Raya Salter recently made headlines when a Republican lawmaker who allies himself with the fossil fuel industry launched an offensive tirade at Salter as a Black woman while she testified before Congress about the climate crisis.
Salter, an energy justice lawyer and climate expert, stood her ground as Rep. Clay Higgins (R-La.) launched an attack on her that was laced with racism and misogyny during a House Oversight Committee hearing on Sept. 15 on the oil industry’s lack of accountability in the climate crisis. As Salter implored the committee that the real solution is to transition away from fossil fuels, Higgins yelled questions that supported petrochemicals and used disrespectful language against the expert.
“My good lady, I’m trying to give you the floor, boo,” Higgins yelled over her as she tried to answer his open-ended questions. While “boo” is a casual term of endearment in the Black community, it can be offensive, racist and misogynistic when used sarcastically, especially in this instance by a white man in a position of power.
Higgins continued disrespecting Salter, calling her a “young lady” who has a “lot of noise.” The congressman later tweeted about the exchange, calling the expert an “unhinged climate activist.”
Just over a week after the incident, Salter spoke with HuffPost about the exchange and what she wants the public to take away from it. The climate expert said that while she expects pointed questions from lawmakers who don’t share the same views and are looking for a soundbite, she was not expecting the type of disrespect she received from Higgins.
“We deal with these little microaggressions all the time, so my first instinct was to be like, ‘You know what, whatever. I am good. Keep it stepping, I do not care,’” she said. “So I am good ― and it wasn’t right. And this is not what women, femmes, anyone should expect when they go to do something, like testify before our elected officials.”
Women ― particularly women of color ― have an added pressure to “act strong” and be compliant in the face of harassment and abuse, in order to try and avoid being stereotyped as angry or emotional. While they often get applauded from those outside the community for being strong, Black and brown women wish that didn’t always have to be the case.
“I think we do a lot of that, where we push down when we might actually be hurt. We push aside disrespect and just act like it’s not bothering us,” Salter said. “But it really is part of that broader pattern of folks for who it’s in their playbook to chip away at our confidence and call us incompetent, because they don’t want us to stand in our power and say what we want to say in opposition to them.”

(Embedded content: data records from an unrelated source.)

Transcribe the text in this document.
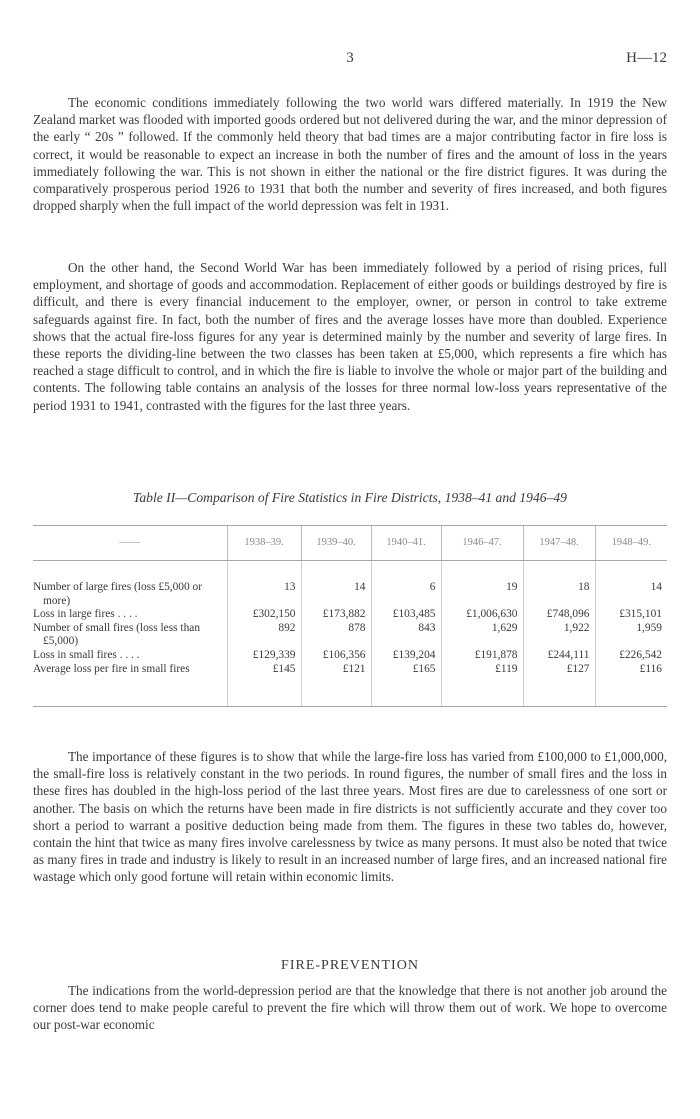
3	H—12

The economic conditions immediately following the two world wars differed materially. In 1919 the New Zealand market was flooded with imported goods ordered but not delivered during the war, and the minor depression of the early “ 20s ” followed. If the commonly held theory that bad times are a major contributing factor in fire loss is correct, it would be reasonable to expect an increase in both the number of fires and the amount of loss in the years immediately following the war. This is not shown in either the national or the fire district figures. It was during the comparatively prosperous period 1926 to 1931 that both the number and severity of fires increased, and both figures dropped sharply when the full impact of the world depression was felt in 1931.

On the other hand, the Second World War has been immediately followed by a period of rising prices, full employment, and shortage of goods and accommodation. Replacement of either goods or buildings destroyed by fire is difficult, and there is every financial inducement to the employer, owner, or person in control to take extreme safeguards against fire. In fact, both the number of fires and the average losses have more than doubled. Experience shows that the actual fire-loss figures for any year is determined mainly by the number and severity of large fires. In these reports the dividing-line between the two classes has been taken at £5,000, which represents a fire which has reached a stage difficult to control, and in which the fire is liable to involve the whole or major part of the building and contents. The following table contains an analysis of the losses for three normal low-loss years representative of the period 1931 to 1941, contrasted with the figures for the last three years.

Table II—Comparison of Fire Statistics in Fire Districts, 1938–41 and 1946–49
——	1938–39.	1939–40.	1940–41.	1946–47.	1947–48.	1948–49.

Number of large fires (loss £5,000 or more)	13	14	6	19	18	14

Loss in large fires . . . .	£302,150	£173,882	£103,485	£1,006,630	£748,096	£315,101

Number of small fires (loss less than £5,000)	892	878	843	1,629	1,922	1,959

Loss in small fires . . . .	£129,339	£106,356	£139,204	£191,878	£244,111	£226,542

Average loss per fire in small fires	£145	£121	£165	£119	£127	£116

The importance of these figures is to show that while the large-fire loss has varied from £100,000 to £1,000,000, the small-fire loss is relatively constant in the two periods. In round figures, the number of small fires and the loss in these fires has doubled in the high-loss period of the last three years. Most fires are due to carelessness of one sort or another. The basis on which the returns have been made in fire districts is not sufficiently accurate and they cover too short a period to warrant a positive deduction being made from them. The figures in these two tables do, however, contain the hint that twice as many fires involve carelessness by twice as many persons. It must also be noted that twice as many fires in trade and industry is likely to result in an increased number of large fires, and an increased national fire wastage which only good fortune will retain within economic limits.

FIRE-PREVENTION

The indications from the world-depression period are that the knowledge that there is not another job around the corner does tend to make people careful to prevent the fire which will throw them out of work. We hope to overcome our post-war economic
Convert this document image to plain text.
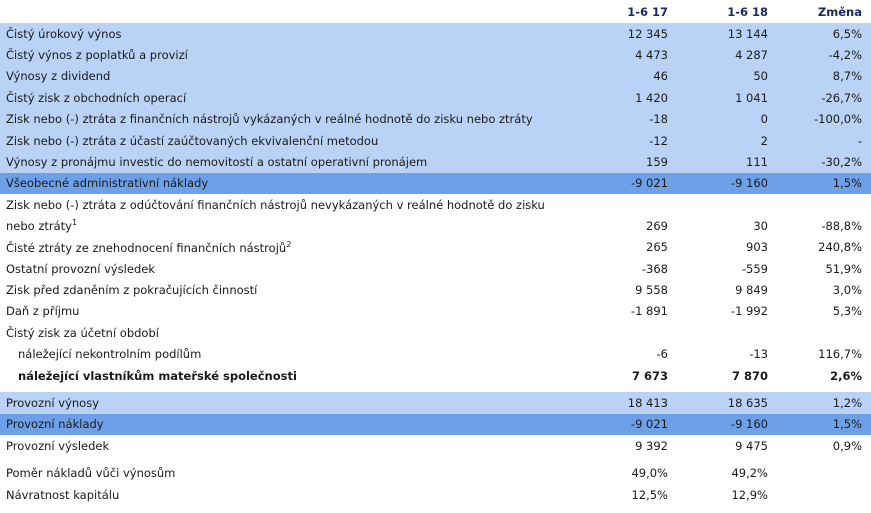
1-6 17	1-6 18	Změna
Čistý úrokový výnos	12 345	13 144	6,5%
Čistý výnos z poplatků a provizí	4 473	4 287	-4,2%
Výnosy z dividend	46	50	8,7%
Čistý zisk z obchodních operací	1 420	1 041	-26,7%
Zisk nebo (-) ztráta z finančních nástrojů vykázaných v reálné hodnotě do zisku nebo ztráty	-18	0	-100,0%
Zisk nebo (-) ztráta z účastí zaúčtovaných ekvivalenční metodou	-12	2	-
Výnosy z pronájmu investic do nemovitostí a ostatní operativní pronájem	159	111	-30,2%
Všeobecné administrativní náklady	-9 021	-9 160	1,5%
Zisk nebo (-) ztráta z odúčtování finančních nástrojů nevykázaných v reálné hodnotě do zisku
nebo ztráty$^1$	269	30	-88,8%
Čisté ztráty ze znehodnocení finančních nástrojů$^2$	265	903	240,8%
Ostatní provozní výsledek	-368	-559	51,9%
Zisk před zdaněním z pokračujících činností	9 558	9 849	3,0%
Daň z příjmu	-1 891	-1 992	5,3%
Čistý zisk za účetní období
náležející nekontrolním podílům	-6	-13	116,7%
náležející vlastníkům mateřské společnosti	7 673	7 870	2,6%
Provozní výnosy	18 413	18 635	1,2%
Provozní náklady	-9 021	-9 160	1,5%
Provozní výsledek	9 392	9 475	0,9%
Poměr nákladů vůči výnosům	49,0%	49,2%
Návratnost kapitálu	12,5%	12,9%
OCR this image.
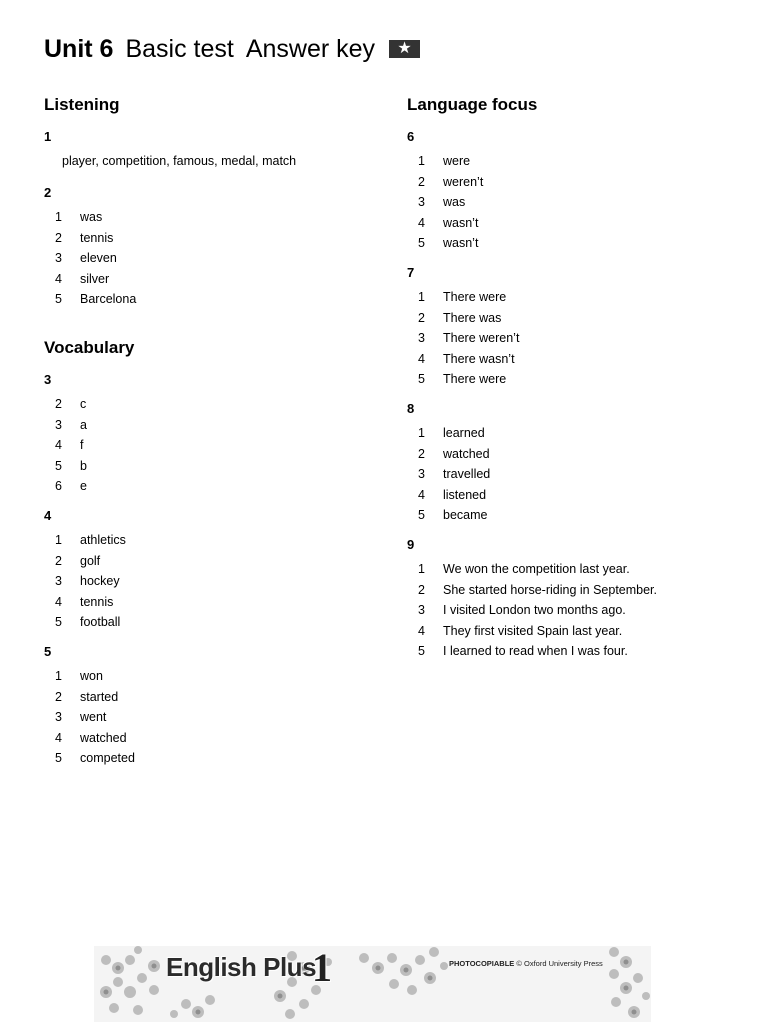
Unit 6 Basic test Answer key	★
Listening
1
player, competition, famous, medal, match
2
1 was
2 tennis
3 eleven
4 silver
5 Barcelona
Vocabulary
3
2 c
3 a
4 f
5 b
6 e
4
1 athletics
2 golf
3 hockey
4 tennis
5 football
5
1 won
2 started
3 went
4 watched
5 competed
Language focus
6
1 were
2 weren’t
3 was
4 wasn’t
5 wasn’t
7
1 There were
2 There was
3 There weren’t
4 There wasn’t
5 There were
8
1 learned
2 watched
3 travelled
4 listened
5 became
9
1 We won the competition last year.
2 She started horse-riding in September.
3 I visited London two months ago.
4 They first visited Spain last year.
5 I learned to read when I was four.
English Plus
1	PHOTOCOPIABLE © Oxford University Press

According to Salter, the House hearing was not the first time she’s experienced patronizing behavior while talking about climate and environmental racism as a Black expert. Out of nearly two dozen people, Salter is the only woman of color on the New York State Climate Action Council, and was the only Black person until recently.
“We’re just not at the table as experts very often, you know, and so we’re almost always in this position of being the only one or one of very few,” she said. “We’re in these spaces where … there’s very little representation and we may be the only one, and you’re just not seen traditionally as being a leader and an expert in this field ― but people have never seen leaders and experts look like you.”
Despite the incident going viral, Salter said she didn’t feel like the exchange overshadowed the important climate issues she was invited to come speak about in the first place, like environmental racism. The expert acknowledged experiencing some safety threats in the immediate aftermath ― particularly after Fox News host Tucker Carlson blasted her on his show ― but that the majority of the response to her testimony has been very positive.
During Salter’s exchange with Higgins, the climate expert slammed the lawmaker for allying himself with toxic petrochemical facilities that are killing Black and brown people throughout Louisiana. The state is home to the famous “Cancer Alley,” an 85-mile stretch of land along the Mississippi River that has over 150 petrochemical plants.
“The fact that Higgins is from Louisiana is very, very important and this [exchange] never would have happened this way if he hadn’t been,” Salter told HuffPost. “This clown … he doesn’t have a leg to stand on. And I told him about himself, which is that the fossil fuel industry that owns his state is destroying the earth. He is not an environmentalist. He is bought and paid for, and that’s just what that is.”
Salter said that issues plaguing Higgins’ home state are also impacting Black and brown communities across the region, the latest examples being the water crisis in Jackson, Mississippi, and Hurricane Fiona destroying already crumbling infrastructure in Puerto Rico, where the fossil fuel industry has managed to successfully push for a gas pipeline.
“At every point along the chain are women and children,” she said. “Women and children of color, who are most impacted and most vulnerable every time.”